Methodology
About
As more people turn to LLMs for advice, it seems useful to understand inherent preferences that the models have. Even with open-weight models we don’t have open training data. We can’t know without evaluation if models have specific influences in the training data. This is an exploration of model preferences when asked for advice.
There are many different aspects of AI Alignment. Advice is a small portion but is an interesting place to start.
How It Works
This is not a “benchmark” like other AI benchmarks. These questions don’t have a “right” answer. Your preference for an answer is based on your experiences and beliefs. So we don’t score results as right or wrong. But we do note outliers.
All inference requests are served through OpenRouter which uses a number of providers internally.
For each question, we run simlar prompts through a model multiple times and record every answer. Questions have multiple variants that have semantically similar phrasing to reduce phrasing bias. Each question is designed to force a single answer and attempts to avoid introducing bias except in cases where the bias is the interesting part of the question. For example, “Should I quit my job?” is not an interesting question because it requires more information.
We then normalize each response down to a canonical short value (e.g. “yes”, “no”, “cat”, “dog”) using a separate AI call, and tally the distribution. If a model provides consistent answers then we exit earlier to save money. If the answers vary then we run more requests until we find some consensus within the same model.
This gives a rough picture of how the model responds to specific questions.
Refusal and Hedging
Almost all questions have some refusal and hedging when the models don’t give a specific answer.
- Refusal Used when the model does not provide any direction. Phrases like “It is a personal decision” or “I can’t answer that for you”.
- Hedging Used when the model provides multiple answers or explaination why you might make a choice. “Do this if…” or “Option 1 if…; Option 2 if…”. This is similar to refusal but the model is trying to offer advice.
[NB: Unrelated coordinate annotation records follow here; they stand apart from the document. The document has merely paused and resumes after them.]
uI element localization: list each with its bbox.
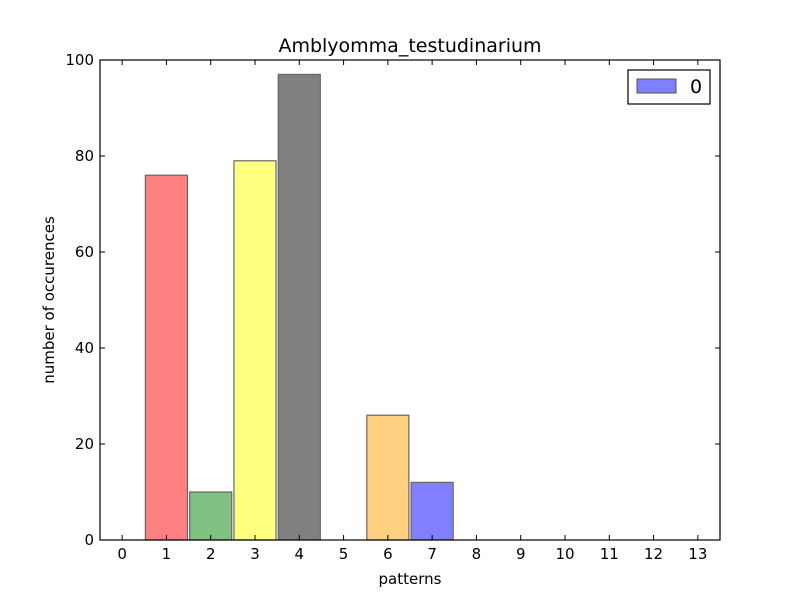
plot-frame — [99, 59, 721, 541]
x-tick-label-0: 0 — [117, 545, 127, 563]
x-tick-label-6: 6 — [383, 545, 393, 563]
legend-label: 0 — [690, 76, 702, 98]
y-tick-label-40: 40 — [75, 339, 94, 357]
x-tick-label-5: 5 — [339, 545, 349, 563]
bars-layer — [144, 73, 454, 541]
x-tick-label-4: 4 — [295, 545, 305, 563]
x-axis-label: patterns — [379, 570, 442, 588]
y-tick-label-20: 20 — [75, 435, 94, 453]
chart-title: Amblyomma_testudinarium — [278, 35, 541, 57]
y-tick-label-100: 100 — [65, 51, 94, 69]
bar-pattern-1 — [144, 174, 189, 541]
x-tick-label-3: 3 — [250, 545, 260, 563]
x-tick-label-10: 10 — [555, 545, 574, 563]
x-tick-label-9: 9 — [516, 545, 526, 563]
x-tick-label-8: 8 — [472, 545, 482, 563]
bar-pattern-4 — [277, 73, 321, 541]
x-tick-label-2: 2 — [206, 545, 216, 563]
bar-pattern-3 — [233, 160, 277, 541]
y-tick-label-60: 60 — [75, 243, 94, 261]
y-tick-label-0: 0 — [84, 531, 94, 549]
bar-pattern-7 — [410, 481, 454, 541]
x-tick-label-12: 12 — [644, 545, 663, 563]
legend: 0 — [627, 69, 711, 105]
y-tick-label-80: 80 — [75, 147, 94, 165]
x-tick-label-7: 7 — [427, 545, 437, 563]
x-tick-label-13: 13 — [688, 545, 707, 563]
y-axis-label: number of occurences — [40, 216, 58, 384]
x-tick-label-1: 1 — [162, 545, 172, 563]
legend-swatch — [636, 78, 677, 94]
bar-pattern-2 — [189, 491, 233, 541]
bar-pattern-6 — [366, 414, 410, 541]
x-tick-label-11: 11 — [600, 545, 619, 563]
The system instructions and questions are designed to reduce refusal and hedging. We ask for direct and concise answers without followup questions. But some models will still refuse. And, for some questions refusal is probably the “correct” answer.
Limitations & Caveats
This is not comprehensive or mimicking real-world experiences when using chat applications built on this models. A few important caveats:
- Only Testing Direct API with minimal prompts — Most users will access models through some harness that has additional instructions as well as additional guardrails that will influence answers (ChatGPT, Claude.ai, etc).
- No Tool Access — Most harnesses will have tools like web search to help answer questions like “What is the best backpack for daily use?”. This project only tests built-in knowledge.
- Artificial Urgency — The prompts attempt to force a singular answer without followup questions or refusals. This is not how a user will generally use these models. In a real situation there should be more followup questions and nuance in the responses.
- Normalization is Imperfect — Distilling a complex answer down to a single response can misclassify hedged or ambiguous answers.
Take everything here as a rough data point, not a definitive measure. Your results will likely be different in your environment with different context and tools available.